The most glaring example of the global scope of London occurred when we first arrived and Julie met with her new UK team. While she had always worked with a global team, her immediate NYC-based office consisted entirely of Americans. In London, things were different. On her team here were people from Spain, France, Belgium, Italy, Poland, India, Russia and Belarus, with only a few actual Brits. She was now dealing with an office where a majority of the employees spoke English as their second or sometimes third language.

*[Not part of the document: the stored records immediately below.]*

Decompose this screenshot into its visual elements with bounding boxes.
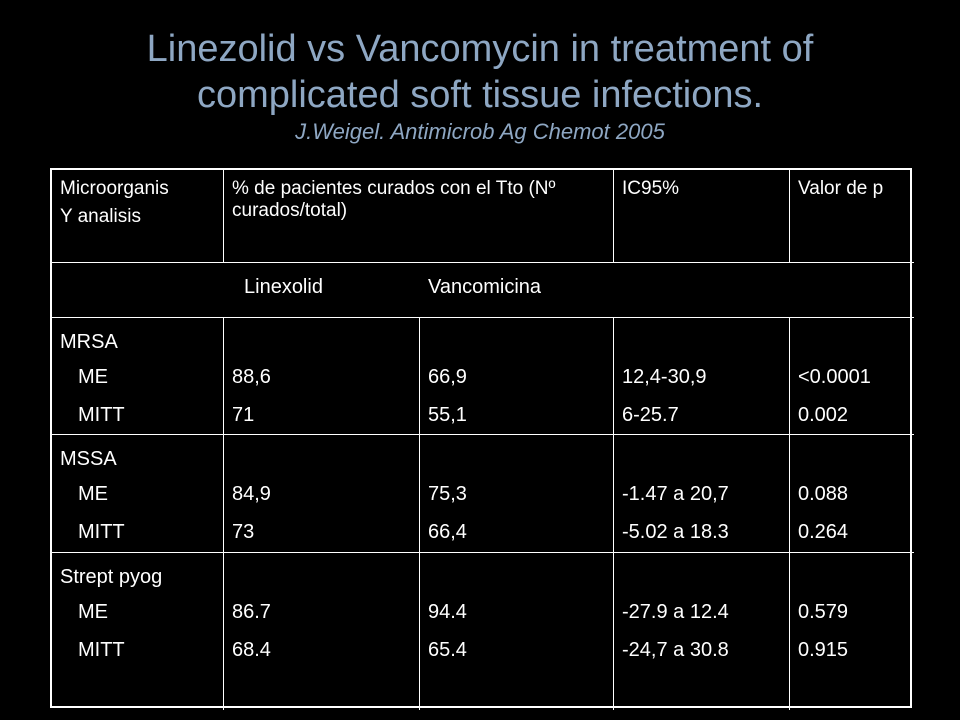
value-mitt: 0.915 xyxy=(798,639,849,661)
header-ci95: IC95% xyxy=(614,170,790,263)
analysis-me: ME xyxy=(78,483,108,505)
header-microorganism-line-2: Y analisis xyxy=(60,206,141,227)
row-mssa-vancomycin: 75,3 66,4 xyxy=(420,435,614,553)
analysis-mitt: MITT xyxy=(78,639,125,661)
row-mrsa-organism: MRSA ME MITT xyxy=(52,318,224,435)
header-percent-cured-text: % de pacientes curados con el Tto (Nº cu… xyxy=(232,178,556,221)
value-me: 66,9 xyxy=(428,366,467,388)
row-mssa-organism: MSSA ME MITT xyxy=(52,435,224,553)
header-ci95-text: IC95% xyxy=(622,178,680,199)
value-me: 0.579 xyxy=(798,601,849,623)
organism-label: Strept pyog xyxy=(60,566,163,588)
slide-citation: J.Weigel. Antimicrob Ag Chemot 2005 xyxy=(295,119,665,144)
row-mrsa-p: <0.0001 0.002 xyxy=(790,318,914,435)
header-microorganism-line-1: Microorganis xyxy=(60,178,169,199)
analysis-me: ME xyxy=(78,601,108,623)
row-strep-vancomycin: 94.4 65.4 xyxy=(420,553,614,710)
row-mssa-p: 0.088 0.264 xyxy=(790,435,914,553)
row-mrsa-ci: 12,4-30,9 6-25.7 xyxy=(614,318,790,435)
slide-title-line-2: complicated soft tissue infections. xyxy=(196,74,764,116)
slide-title-block: Linezolid vs Vancomycin in treatment of … xyxy=(0,26,960,146)
row-mssa-ci: -1.47 a 20,7 -5.02 a 18.3 xyxy=(614,435,790,553)
organism-label: MSSA xyxy=(60,448,117,470)
analysis-mitt: MITT xyxy=(78,404,125,426)
value-me: 86.7 xyxy=(232,601,271,623)
value-me: <0.0001 xyxy=(798,366,871,388)
value-me: 75,3 xyxy=(428,483,467,505)
value-mitt: -24,7 a 30.8 xyxy=(622,639,729,661)
value-mitt: 66,4 xyxy=(428,521,467,543)
value-mitt: 0.264 xyxy=(798,521,849,543)
value-mitt: 71 xyxy=(232,404,255,426)
row-mssa-linezolid: 84,9 73 xyxy=(224,435,420,553)
subheader-vancomycin: Vancomicina xyxy=(428,276,542,298)
header-percent-cured: % de pacientes curados con el Tto (Nº cu… xyxy=(224,170,614,263)
results-table: Microorganis Y analisis % de pacientes c… xyxy=(50,168,914,710)
value-mitt: 55,1 xyxy=(428,404,467,426)
subheader-linezolid: Linexolid xyxy=(244,276,323,298)
row-strep-ci: -27.9 a 12.4 -24,7 a 30.8 xyxy=(614,553,790,710)
row-strep-p: 0.579 0.915 xyxy=(790,553,914,710)
value-me: 94.4 xyxy=(428,601,467,623)
value-me: 12,4-30,9 xyxy=(622,366,707,388)
header-p-value-text: Valor de p xyxy=(798,178,884,199)
subheader-row: Linexolid Vancomicina xyxy=(52,263,914,318)
analysis-me: ME xyxy=(78,366,108,388)
organism-label: MRSA xyxy=(60,331,118,353)
row-strep-linezolid: 86.7 68.4 xyxy=(224,553,420,710)
value-mitt: 65.4 xyxy=(428,639,467,661)
row-strep-organism: Strept pyog ME MITT xyxy=(52,553,224,710)
value-me: 84,9 xyxy=(232,483,271,505)
value-mitt: -5.02 a 18.3 xyxy=(622,521,729,543)
value-mitt: 73 xyxy=(232,521,255,543)
row-mrsa-linezolid: 88,6 71 xyxy=(224,318,420,435)
header-microorganism: Microorganis Y analisis xyxy=(52,170,224,263)
value-me: -27.9 a 12.4 xyxy=(622,601,729,623)
slide-title-line-1: Linezolid vs Vancomycin in treatment of xyxy=(146,28,814,70)
value-mitt: 0.002 xyxy=(798,404,849,426)
analysis-mitt: MITT xyxy=(78,521,125,543)
value-me: 88,6 xyxy=(232,366,271,388)
header-p-value: Valor de p xyxy=(790,170,914,263)
row-mrsa-vancomycin: 66,9 55,1 xyxy=(420,318,614,435)
value-mitt: 68.4 xyxy=(232,639,271,661)
value-mitt: 6-25.7 xyxy=(622,404,679,426)
value-me: -1.47 a 20,7 xyxy=(622,483,729,505)
value-me: 0.088 xyxy=(798,483,849,505)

I too experienced the cultural diversity of London rather quickly. I joined a tennis and soccer league shortly after arriving, looking to meet people and stay active. My soccer (or football) team had two Brits, a Russian and an Indian. My last two tennis matches were against a Finnish and a Brazilian. I have actually come to befriend the Finnish player, and a few weeks back he invited me to watch a football (or soccer if you will) at his local pub. We ended up drinking for the next five hours, hanging out with two other Finnish guys, three Irish woman and a Pakistani-Irish co-worker of my Finnish friend. So within our drinking group, there were four different accents between eight people, if you include my American accent. There was nothing shocking about it either. No one commented about our UN-like group. It was normal for everyone.

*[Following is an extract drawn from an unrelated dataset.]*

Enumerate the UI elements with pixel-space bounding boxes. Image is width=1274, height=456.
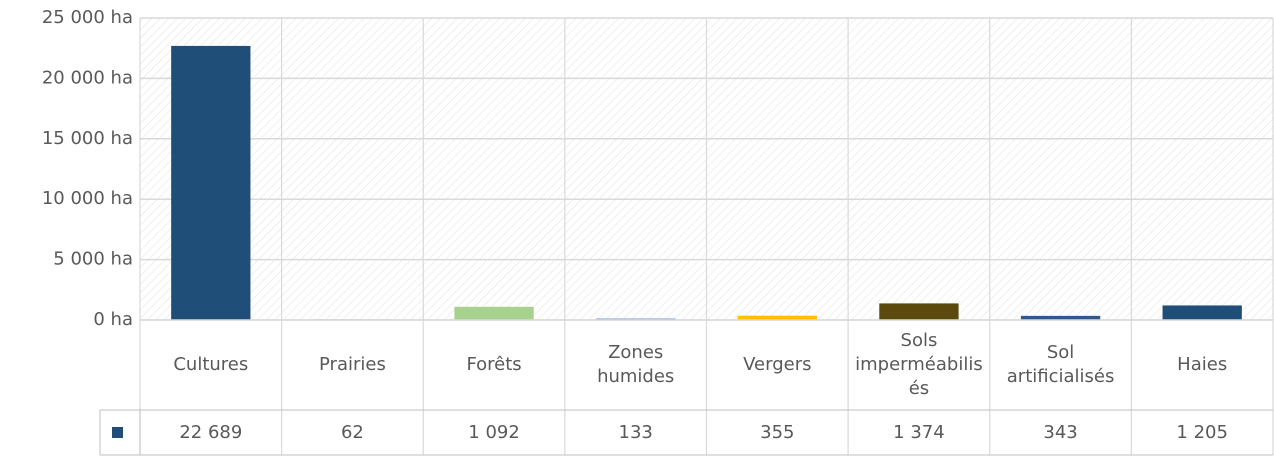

Obviously a comparison between the two cities is a little unfair. The small size of the UK, it’s close proximity to dozens of other countries and the EU makes the flow of employees across borders easy. With every new economic crisis, scores of foreign workers come to London and the UK, looking for a new opportunity. The Spanish, the Portuguese, and the Italians have come over to London in huge numbers in the last five years. And since the EU makes the transition easy and cost effective for the employer, companies are open to looking for qualified employees in other countries and relocating them. Trying to obtain a work visa in the US on the other hand is challenging to say the least. Unless a large corporation has the funds to manage it, most employers do not want to deal with the logistical nightmare and the piles of paperwork to relocate an employee to a non-EU country. And while NYC also has a large immigrant population, the majority tend to be from Mexico, Dominican Republic, India and Bangladesh and have established themselves for multiple generations in most cases.

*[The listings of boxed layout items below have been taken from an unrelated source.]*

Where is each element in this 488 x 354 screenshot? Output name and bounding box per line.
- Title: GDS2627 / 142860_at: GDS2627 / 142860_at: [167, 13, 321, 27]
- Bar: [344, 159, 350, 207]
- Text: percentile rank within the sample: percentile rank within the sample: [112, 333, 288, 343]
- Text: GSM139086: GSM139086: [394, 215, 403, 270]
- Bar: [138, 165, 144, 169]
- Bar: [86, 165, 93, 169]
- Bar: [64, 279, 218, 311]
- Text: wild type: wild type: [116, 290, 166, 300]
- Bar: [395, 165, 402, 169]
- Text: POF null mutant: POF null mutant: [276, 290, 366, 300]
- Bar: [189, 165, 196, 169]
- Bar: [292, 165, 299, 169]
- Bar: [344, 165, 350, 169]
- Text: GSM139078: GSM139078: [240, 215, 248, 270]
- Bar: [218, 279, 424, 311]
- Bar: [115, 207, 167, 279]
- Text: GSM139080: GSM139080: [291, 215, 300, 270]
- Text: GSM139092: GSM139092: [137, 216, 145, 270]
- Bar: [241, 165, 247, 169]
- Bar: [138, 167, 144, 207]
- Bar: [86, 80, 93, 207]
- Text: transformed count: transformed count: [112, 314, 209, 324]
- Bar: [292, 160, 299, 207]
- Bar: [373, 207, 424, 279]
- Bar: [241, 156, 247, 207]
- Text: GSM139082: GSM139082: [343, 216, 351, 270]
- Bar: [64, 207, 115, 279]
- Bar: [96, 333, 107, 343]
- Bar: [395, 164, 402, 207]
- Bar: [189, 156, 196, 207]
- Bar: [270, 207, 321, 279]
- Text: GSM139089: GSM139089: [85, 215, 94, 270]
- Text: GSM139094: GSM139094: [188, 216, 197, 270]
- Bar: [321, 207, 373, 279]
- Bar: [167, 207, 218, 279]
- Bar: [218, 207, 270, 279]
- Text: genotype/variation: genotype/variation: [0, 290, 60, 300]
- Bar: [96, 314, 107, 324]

I adore both cities, but there is something magical about how truly international nature of London. The people blend and mingle more freely than in NYC and the majority of the foreign accents you hear are people that actually live here, not just tourists (though London as plenty of those as well). The EU has allowed London to become an international crossroads of sorts, with people seeking a stronger economy than their home country. Especially with what has happened with the economy in Europe in the last six years, London is only getting bigger and more diverse. I love it.